My anecdotal experience from friends and family who’ve moved abroad for corporate jobs and ended up in places like Sao Paolo and Shanghai is that it isn’t so much fellow nationals that clump together - more like Westerners and english speakers. So, people who feel comfortable culturally with each other. The Americans live in the Western, english-speaking compounds along with the Europeans and the Antipodeans.

The Brits in Spain thing is a facet of numbers - no doubt, if there were many American and Australians moving to the Costa del Sol, they’d move to where the Brits live.

I had a holiday home in southern Italy, in a place that wasn’t used to foreign tourists, but where the numbers were slowly growing. The locals dubbed my street ‘Contrada Inglese’ because four houses were lived in by people who all spoke English. They therefore assumed we were all English, but we were, in fact, one English couple, one American couple, a Dutch couple and an Irish family.

Interesting question! What produces entire ethnic neighborhoods is a high immigration rate. Americans don’t permanently leave what is perhaps the richest and most free nation in the world in very large numbers. Anything resembling an American neighborhood is probably made up of military families or families with work visas.

US taxes add an extra disincentive

The reason that there are British neighborhoods in Spain is that nowadays the British usually go to certain coastal areas in southern Spain for a beach vacation rather than to the beach towns in the U.K. that they used to go to. It used to be considerably cheaper for them to travel overland to those beach towns in the U.K. rather than to fly to Spain. Now it’s not that much more expensive for them to travel to Spain than to other parts of the U.K. The beach towns in the U.K. now look a little old-fashioned because of this, like nothing there has changed for several decades. Many of the British people who traveled to Spain for vacations then decided to retire there.

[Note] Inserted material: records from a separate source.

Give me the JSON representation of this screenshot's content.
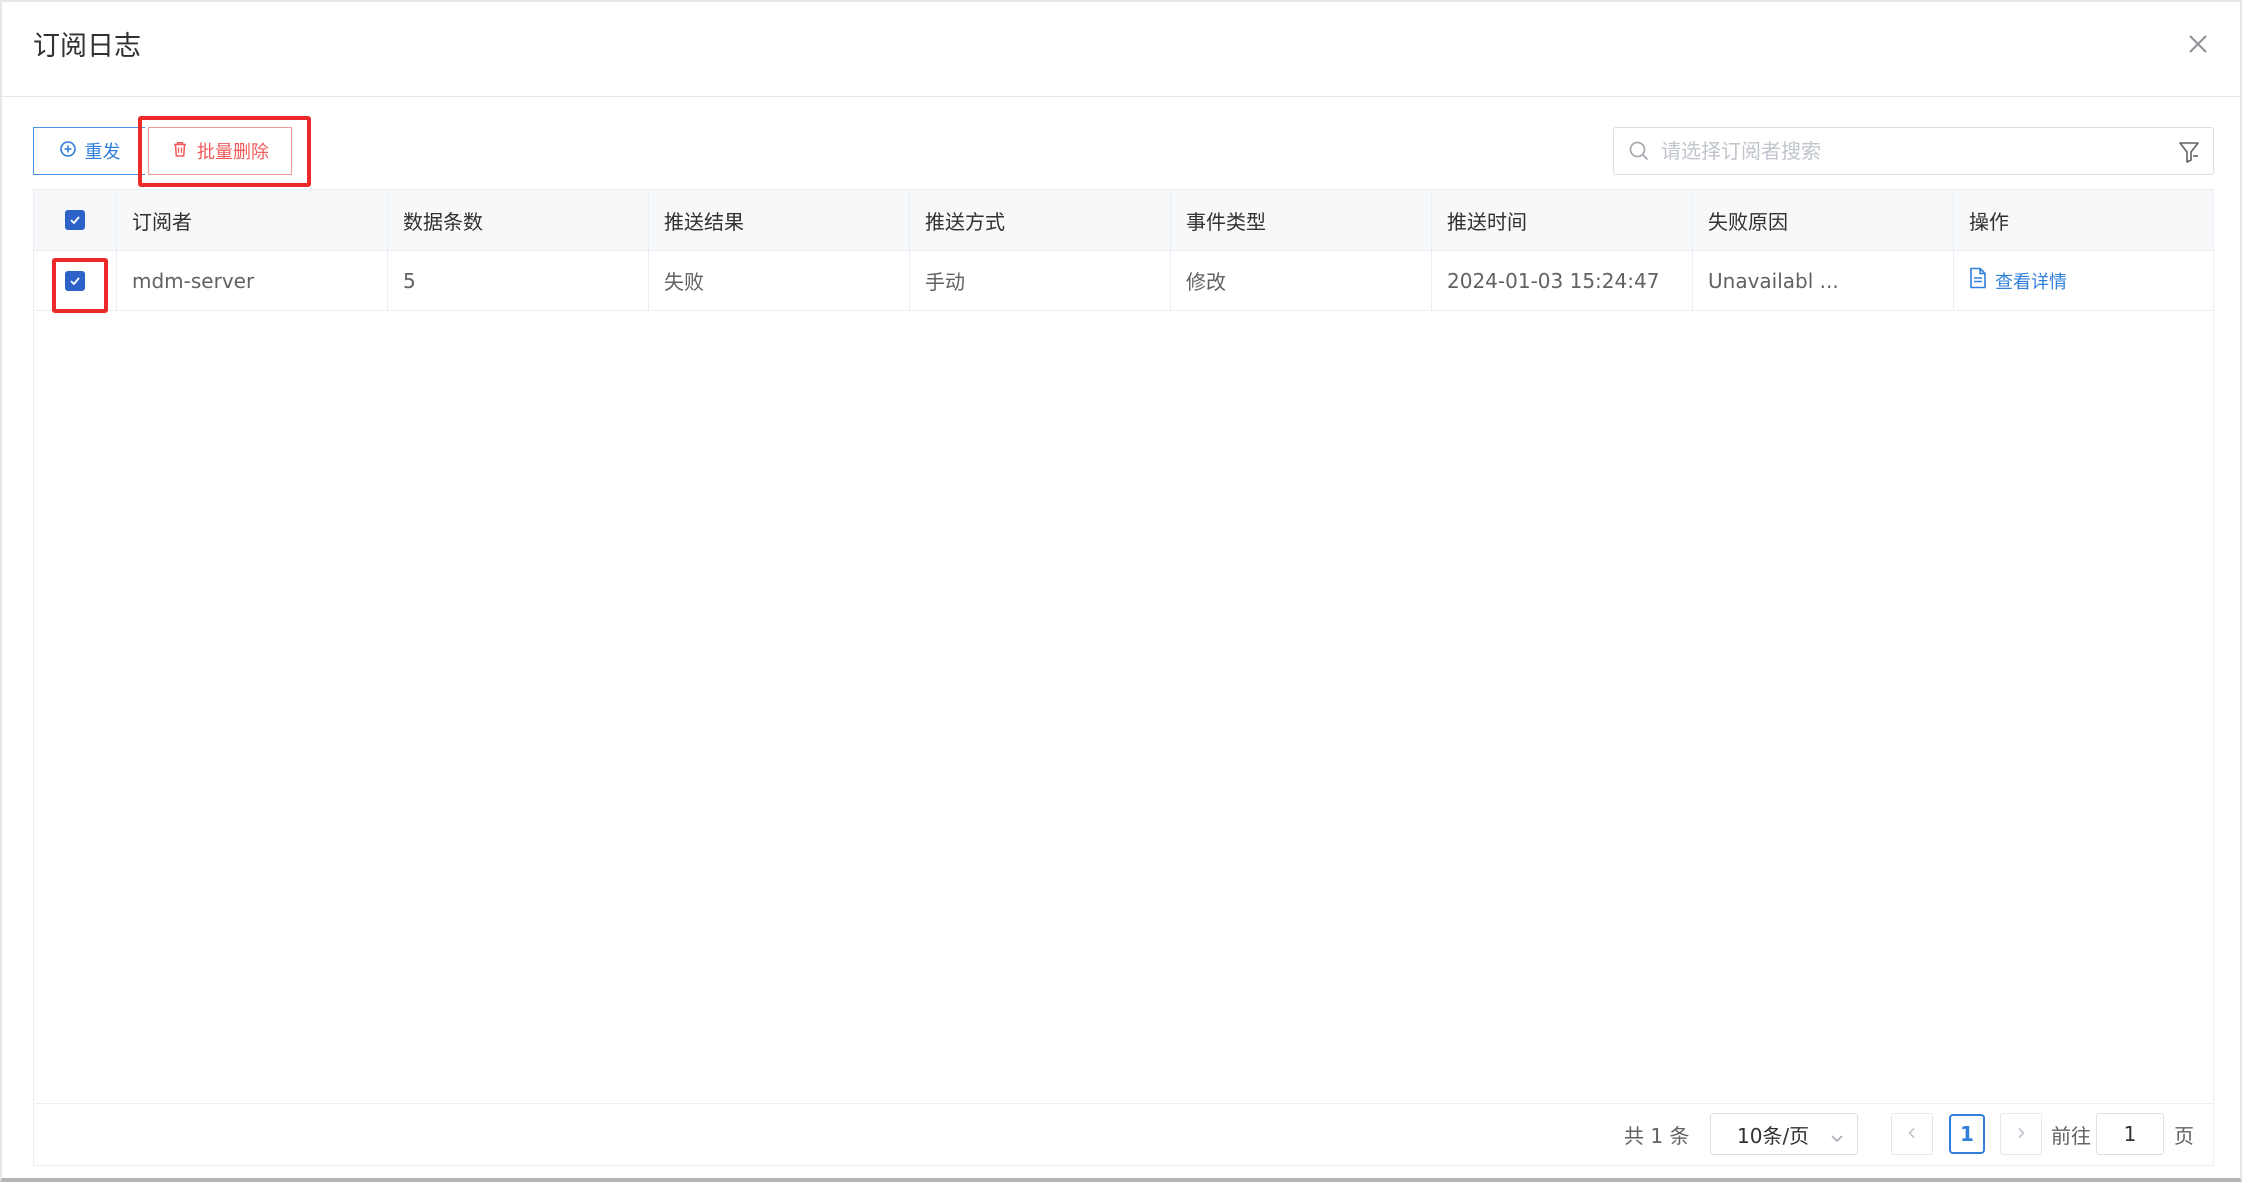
{
  "dialog": {
    "title": "订阅日志"
  },
  "toolbar": {
    "resend_label": "重发",
    "batch_delete_label": "批量删除"
  },
  "search": {
    "placeholder": "请选择订阅者搜索",
    "value": ""
  },
  "table": {
    "columns": [
      "订阅者",
      "数据条数",
      "推送结果",
      "推送方式",
      "事件类型",
      "推送时间",
      "失败原因",
      "操作"
    ],
    "rows": [
      {
        "subscriber": "mdm-server",
        "count": "5",
        "result": "失败",
        "method": "手动",
        "event_type": "修改",
        "push_time": "2024-01-03 15:24:47",
        "fail_reason": "Unavailabl ...",
        "action_label": "查看详情",
        "checked": true
      }
    ],
    "all_checked": true
  },
  "pagination": {
    "total_text": "共 1 条",
    "page_size": "10条/页",
    "current_page": "1",
    "goto_label": "前往",
    "goto_value": "1",
    "page_suffix": "页"
  },
  "colors": {
    "accent": "#2f7fdb",
    "danger": "#f05a5a",
    "highlight": "#ec2a2a",
    "checkbox": "#2d63c8"
  }
}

I think that ethnic neighborhoods tend not to last more than a few decades in the U.S. There will be a large amount of emigrants from another country who move to the U.S. and settle in a small number of neighborhoods. They then gradually move out of those neighborhoods by intermarrying with people of other ethnic origins, going to college elsewhere, becoming well-off enough that they can afford better housing, and being offered jobs elsewhere. Eventually the only indication of there once being an ethnic neighborhood there is the few remaining restaurants serving food of that ethnic origin.